Luggage has always been synonymous with travel, and no Winnetkan knew travel quite like Anita Willets-Burnham. The artist and former resident of the Log House now located in the Crow Island Woods led her family of six on two world tours on a serious budget. Forty years before the first patent for rolling luggage was filed, Anita Willets-Burnham was rolling her own suitcase all around the world!
Winnetka’s Burnham family constructed and carried rolling suitcases with telescoping handles to ease the burden of transporting their luggage between the many shipping ports, train stations, and housing of all types they had arranged during their travels through dozens of countries. This sounds like common sense today, but in 1928, the sight of a woman and her children rolling their own suitcases through the street would have been quite the oddity.
The Burnham family traveled first from 1921-1922 and a second time from 1928-1930. While travel for travel’s sake was accessible to many Americans and had been for some time, this type of long-distance, extended travel was still mainly relegated to wealthy travelers, who could afford to bring their own servants and to tip the many railway porters and hotel bellhops who helped manage the bulky trunks and suitcases of pre-aviation travel.
“Why be a human truck horse?” Anita asked before the Burnham’s 1928 trip, sparking her “grand idea.” “Wheels! Suitcase on Wheels!” she wrote in her book ‘Round the World on a Penny, her illustrated travelogue originally published in 1933 (available at the Winnetka Public Library). Her suitcase was fashioned by her son Bud with two wheels from an old baby carriage on one end and a telescoping wooden handle on the other.
“Force of habit and sense of humor made it work beautifully,” she noted, a sentiment familiar to travelers lugging their rolling bags through streets and airports today. The telescoping handle, so common in today’s luggage, was an innovation that would not be patented until 1987, when air travel and the term “carry-on luggage” became a standard term in the American lexicon.
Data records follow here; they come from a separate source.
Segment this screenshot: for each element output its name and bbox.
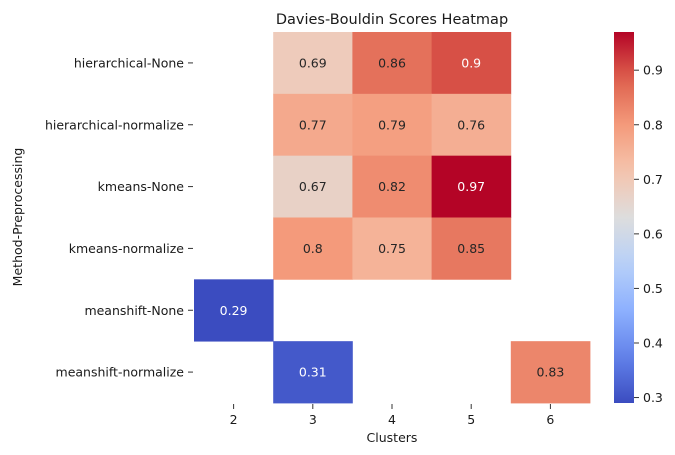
colorbar-tick-label: 0.7	[643, 172, 663, 187]
y-tick-label: hierarchical-None	[74, 55, 184, 70]
y-tick-label: meanshift-normalize	[56, 365, 185, 380]
cell-value-label: 0.83	[536, 365, 564, 380]
heatmap-cell	[352, 217, 432, 280]
y-tick-labels: hierarchical-None hierarchical-normalize k…	[45, 55, 193, 380]
colorbar-tick-label: 0.6	[643, 226, 663, 241]
heatmap-cell	[510, 341, 591, 404]
x-tick-label: 2	[230, 412, 238, 427]
cell-value-label: 0.31	[299, 365, 327, 380]
cell-value-label: 0.79	[378, 117, 406, 132]
heatmap-cell	[431, 93, 512, 157]
cell-value-label: 0.75	[378, 241, 406, 256]
cell-value-label: 0.8	[303, 241, 323, 256]
heatmap-cell	[273, 155, 353, 218]
colorbar	[614, 32, 634, 403]
y-axis-label: Method-Preprocessing	[10, 148, 25, 287]
heatmap-cell	[273, 341, 353, 404]
cell-value-label: 0.67	[299, 179, 327, 194]
x-tick-label: 6	[546, 412, 554, 427]
cell-value-label: 0.97	[457, 179, 485, 194]
colorbar-tick-label: 0.9	[643, 63, 663, 78]
cell-value-label: 0.76	[457, 117, 485, 132]
x-tick-label: 5	[467, 412, 475, 427]
heatmap-cell	[431, 32, 512, 95]
y-tick-label: hierarchical-normalize	[45, 117, 184, 132]
x-axis-label: Clusters	[367, 430, 418, 445]
heatmap-cells: 0.69 0.86 0.9 0.77 0.79 0.76 0.67 0.82 0.97 0.8 0.…	[194, 32, 591, 404]
heatmap-cell	[352, 93, 432, 157]
heatmap-cell	[273, 217, 353, 280]
colorbar-tick-label: 0.3	[643, 390, 663, 405]
x-tick-label: 3	[309, 412, 317, 427]
cell-value-label: 0.29	[220, 303, 248, 318]
cell-value-label: 0.85	[457, 241, 485, 256]
y-tick-label: meanshift-None	[84, 303, 184, 318]
cell-value-label: 0.9	[461, 55, 481, 70]
colorbar-tick-label: 0.4	[643, 335, 663, 350]
y-tick-label: kmeans-normalize	[69, 241, 185, 256]
cell-value-label: 0.86	[378, 55, 406, 70]
heatmap-cell	[273, 93, 353, 157]
cell-value-label: 0.77	[299, 117, 327, 132]
cell-value-label: 0.69	[299, 55, 327, 70]
heatmap-cell	[194, 279, 274, 342]
colorbar-tick-label: 0.5	[643, 281, 663, 296]
colorbar-ticks: 0.3 0.4 0.5 0.6 0.7 0.8 0.9	[634, 63, 663, 405]
x-tick-labels: 2 3 4 5 6	[230, 404, 554, 427]
heatmap-cell	[431, 155, 512, 218]
colorbar-tick-label: 0.8	[643, 117, 663, 132]
heatmap-cell	[352, 32, 432, 95]
heatmap-cell	[431, 217, 512, 280]
heatmap-cell	[352, 155, 432, 218]
heatmap-cell	[273, 32, 353, 95]
cell-value-label: 0.82	[378, 179, 406, 194]
chart-title: Davies-Bouldin Scores Heatmap	[276, 12, 508, 28]
x-tick-label: 4	[388, 412, 396, 427]
y-tick-label: kmeans-None	[98, 179, 185, 194]
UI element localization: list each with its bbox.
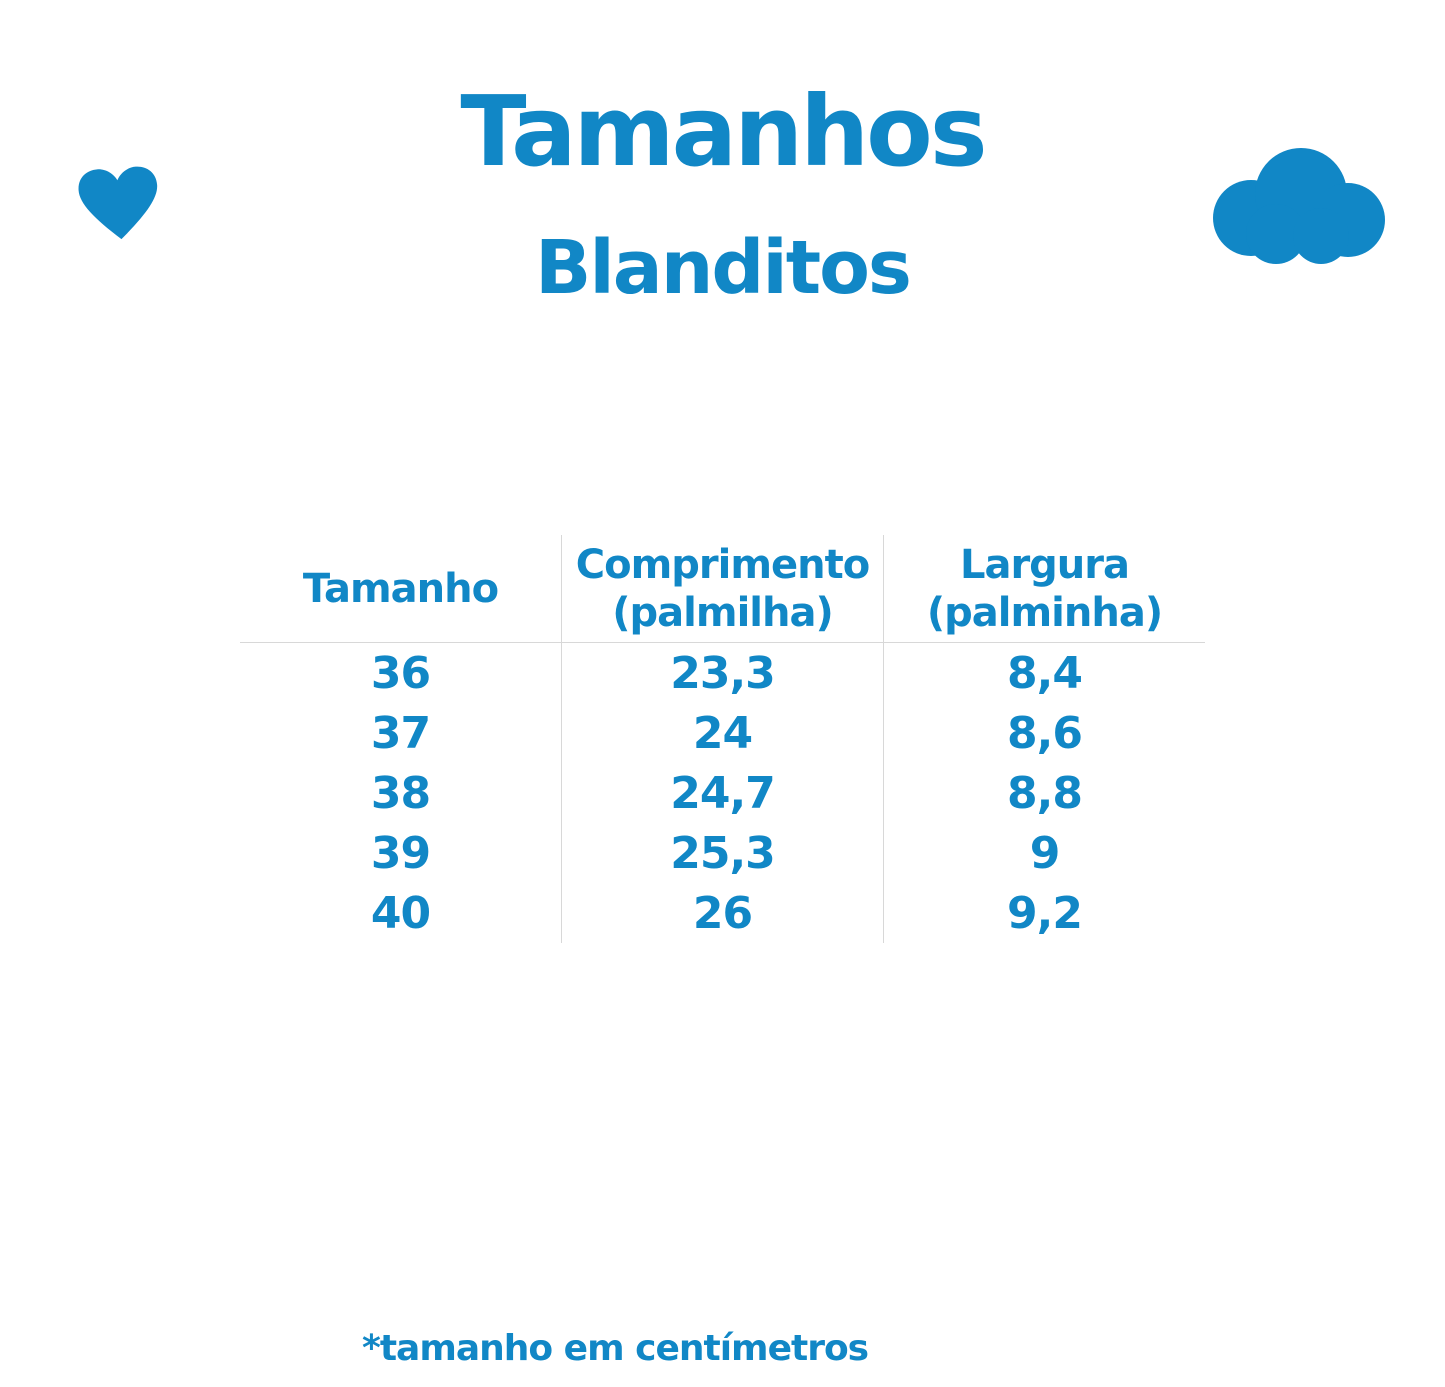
- table-cell: 40: [370, 887, 431, 939]
- table-cell: 25,3: [561, 823, 883, 883]
- table-row: 39 25,3 9: [240, 823, 1205, 883]
- page-subtitle: Blanditos: [535, 225, 912, 311]
- column-header-largura: Largura (palminha): [883, 535, 1205, 642]
- table-cell: 9: [883, 823, 1205, 883]
- column-header-line: Comprimento: [575, 541, 870, 588]
- table-row: 40 26 9,2: [240, 883, 1205, 943]
- table-cell: 26: [561, 883, 883, 943]
- table-row: 36 23,3 8,4: [240, 643, 1205, 703]
- table-row: 38 24,7 8,8: [240, 763, 1205, 823]
- table-cell: 8,6: [883, 703, 1205, 763]
- table-cell: 24,7: [561, 763, 883, 823]
- column-header-line: (palminha): [926, 589, 1163, 636]
- footnote: *tamanho em centímetros: [362, 1328, 869, 1369]
- table-header-row: Tamanho Comprimento (palmilha) Largura (…: [240, 535, 1205, 643]
- table-cell: 38: [370, 767, 431, 819]
- column-header-tamanho: Tamanho: [240, 535, 561, 642]
- heart-icon: [78, 166, 158, 240]
- table-cell: 39: [370, 827, 431, 879]
- table-cell: 8,8: [883, 763, 1205, 823]
- table-cell: 9,2: [883, 883, 1205, 943]
- table-cell: 36: [370, 647, 431, 699]
- table-cell: 24: [561, 703, 883, 763]
- table-cell: 8,4: [883, 643, 1205, 703]
- table-row: 37 24 8,6: [240, 703, 1205, 763]
- table-body: 36 23,3 8,4 37 24 8,6 38 24,7 8,8 39 25,…: [240, 643, 1205, 943]
- page-title: Tamanhos: [460, 75, 987, 188]
- table-cell: 23,3: [561, 643, 883, 703]
- column-header-line: Largura: [959, 541, 1130, 588]
- column-header-comprimento: Comprimento (palmilha): [561, 535, 883, 642]
- column-header-line: Tamanho: [302, 565, 499, 612]
- table-cell: 37: [370, 707, 431, 759]
- cloud-icon: [1213, 148, 1385, 264]
- column-header-line: (palmilha): [612, 589, 833, 636]
- size-table: Tamanho Comprimento (palmilha) Largura (…: [240, 535, 1205, 943]
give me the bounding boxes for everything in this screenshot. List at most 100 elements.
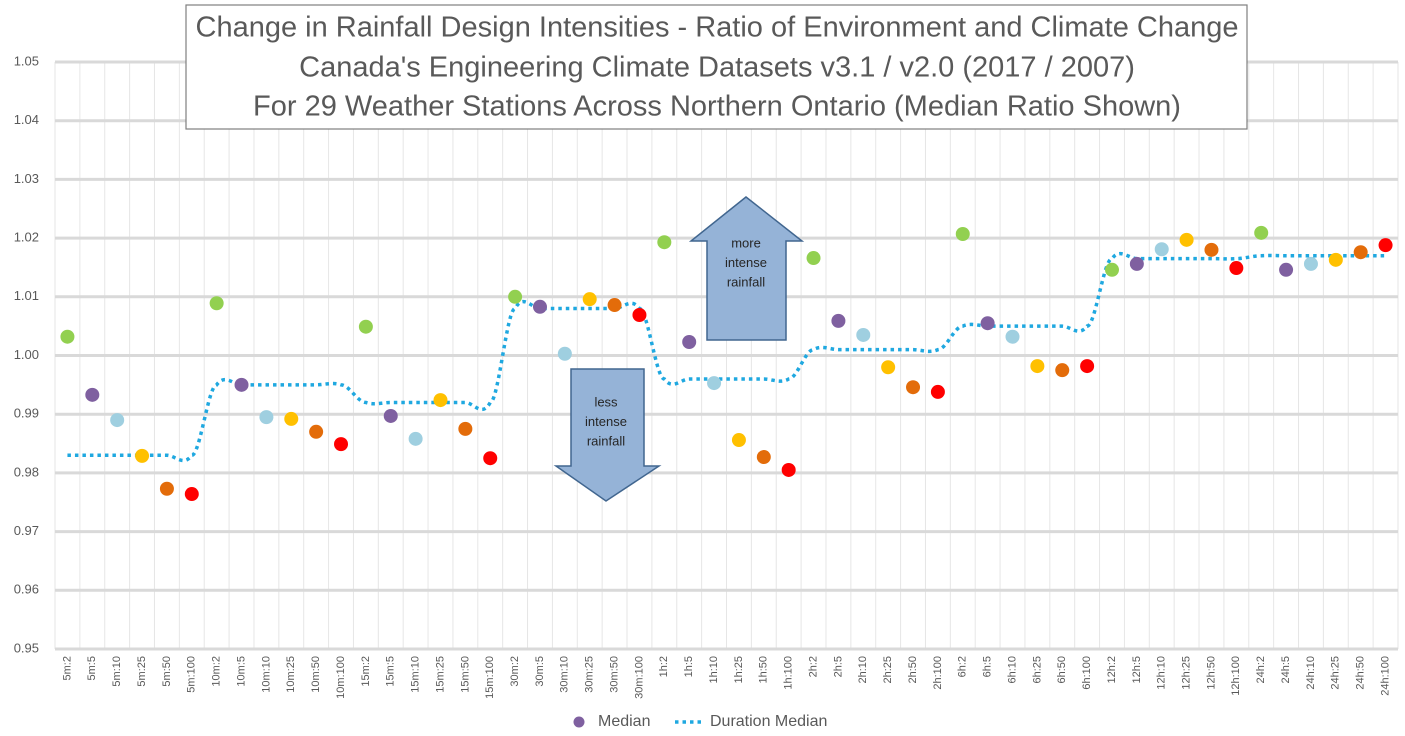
- annotation-text: intense: [585, 414, 627, 429]
- median-point: [433, 393, 448, 408]
- median-point: [1030, 359, 1045, 374]
- x-tick-label: 2h:100: [932, 656, 944, 690]
- x-tick-label: 24h:10: [1305, 656, 1317, 690]
- x-tick-label: 30m:100: [633, 656, 645, 699]
- x-tick-label: 1h:25: [733, 656, 745, 684]
- x-tick-label: 5m:100: [186, 656, 198, 693]
- legend: Median Duration Median: [573, 713, 827, 730]
- median-point: [284, 411, 299, 426]
- annotation-text: intense: [725, 255, 767, 270]
- x-tick-label: 1h:2: [658, 656, 670, 677]
- y-tick-label: 0.97: [14, 523, 39, 538]
- x-tick-label: 2h:50: [907, 656, 919, 684]
- x-tick-label: 30m:25: [584, 656, 596, 693]
- x-tick-label: 5m:25: [136, 656, 148, 687]
- x-tick-label: 30m:50: [608, 656, 620, 693]
- x-tick-label: 15m:100: [484, 656, 496, 699]
- x-tick-label: 24h:5: [1280, 656, 1292, 684]
- median-point: [930, 384, 945, 399]
- median-point: [607, 298, 622, 313]
- median-point: [1353, 245, 1368, 260]
- median-point: [508, 289, 523, 304]
- median-point: [532, 299, 547, 314]
- median-point: [1005, 329, 1020, 344]
- annotations: more intense rainfall less intense rainfall: [553, 196, 805, 502]
- median-point: [184, 487, 199, 502]
- median-point: [259, 410, 274, 425]
- x-tick-label: 2h:25: [882, 656, 894, 684]
- median-point: [657, 235, 672, 250]
- median-point: [632, 307, 647, 322]
- x-tick-label: 24h:100: [1379, 656, 1391, 696]
- x-tick-label: 12h:100: [1230, 656, 1242, 696]
- median-point: [1055, 363, 1070, 378]
- chart-title: For 29 Weather Stations Across Northern …: [253, 91, 1181, 123]
- median-point: [980, 316, 995, 331]
- median-point: [1104, 262, 1119, 277]
- median-point: [881, 360, 896, 375]
- median-point: [682, 334, 697, 349]
- median-point: [731, 433, 746, 448]
- x-tick-label: 15m:5: [385, 656, 397, 687]
- median-point: [135, 448, 150, 463]
- median-point: [234, 377, 249, 392]
- median-point: [209, 296, 224, 311]
- median-point: [85, 387, 100, 402]
- x-tick-label: 30m:10: [559, 656, 571, 693]
- x-tick-label: 1h:100: [783, 656, 795, 690]
- x-tick-label: 15m:2: [360, 656, 372, 687]
- median-point: [383, 408, 398, 423]
- y-tick-label: 1.05: [14, 53, 39, 68]
- x-tick-label: 1h:10: [708, 656, 720, 684]
- median-point: [1279, 262, 1294, 277]
- down-arrow: [553, 368, 662, 502]
- median-point: [906, 380, 921, 395]
- median-point: [1080, 359, 1095, 374]
- y-tick-label: 0.95: [14, 640, 39, 655]
- x-tick-label: 10m:2: [211, 656, 223, 687]
- x-tick-label: 15m:25: [434, 656, 446, 693]
- legend-label: Median: [598, 713, 650, 730]
- median-point: [1204, 242, 1219, 257]
- x-tick-label: 12h:25: [1181, 656, 1193, 690]
- legend-label: Duration Median: [710, 713, 827, 730]
- median-point: [1154, 242, 1169, 257]
- median-point: [110, 413, 125, 428]
- annotation-text: less: [594, 394, 618, 409]
- chart-title: Change in Rainfall Design Intensities - …: [196, 12, 1239, 44]
- x-tick-label: 5m:50: [161, 656, 173, 687]
- x-tick-label: 5m:5: [86, 656, 98, 680]
- median-point: [806, 251, 821, 266]
- x-tick-label: 10m:50: [310, 656, 322, 693]
- x-tick-label: 10m:5: [235, 656, 247, 687]
- x-tick-label: 1h:5: [683, 656, 695, 677]
- median-point: [60, 329, 75, 344]
- x-tick-label: 6h:10: [1006, 656, 1018, 684]
- legend-swatch: [573, 716, 585, 728]
- x-tick-label: 15m:10: [410, 656, 422, 693]
- median-point: [1229, 261, 1244, 276]
- x-tick-label: 5m:2: [61, 656, 73, 680]
- median-point: [159, 481, 174, 496]
- median-point: [1179, 232, 1194, 247]
- median-point: [458, 421, 473, 436]
- x-tick-label: 5m:10: [111, 656, 123, 687]
- x-tick-label: 6h:100: [1081, 656, 1093, 690]
- median-point: [334, 437, 349, 452]
- y-tick-label: 0.99: [14, 406, 39, 421]
- x-tick-label: 24h:50: [1355, 656, 1367, 690]
- chart-title: Canada's Engineering Climate Datasets v3…: [299, 52, 1135, 84]
- median-point: [831, 313, 846, 328]
- median-point: [756, 450, 771, 465]
- plot: [60, 225, 1393, 502]
- x-tick-label: 30m:2: [509, 656, 521, 687]
- title-box: Change in Rainfall Design Intensities - …: [185, 4, 1248, 130]
- median-point: [856, 327, 871, 342]
- y-tick-label: 0.96: [14, 582, 39, 597]
- x-tick-label: 6h:25: [1031, 656, 1043, 684]
- y-tick-label: 1.02: [14, 230, 39, 245]
- median-point: [1378, 238, 1393, 253]
- median-point: [408, 431, 423, 446]
- median-point: [781, 462, 796, 477]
Generally, Bernard D. Sadow is credited with the invention of the rolling suitcase after he patented the idea in 1970. His design featured four wheels along the bottom of a suitcase with a pulling strap. Sadow’s attempt was the first to catch on with travelers. Then in 1987, Robert Plath “invented” the Rollaboard™, the suitcase with telescoping handle and wheels that is widely used today.
As Sadow experienced when approaching Macy’s, one of the barriers to marketing rolling luggage to stores was its marketability to men, who presumably would be too manly to cart around a rolling suitcase.1 The Burnham family found that to be the case, when Alfred Burnham, the family patriarch, “balked, preferring to carry his own good looking, ‘ton-o-bricks.’” “Casting a superior eye upon us, he said, ‘Lord sakes, Mother! Wheels on your suitcases and wheels in your heads!’”
After her second trip, Anita Willets-Burnham toured around the country, lecturing about art and travel and promoting her book, always with her rolling luggage in tow. Perhaps if she had patented, and then marketed, her invention as effectively at Mr. Plath did some 60 years later, the Rollaboard might have been the Burnham Rolla’round!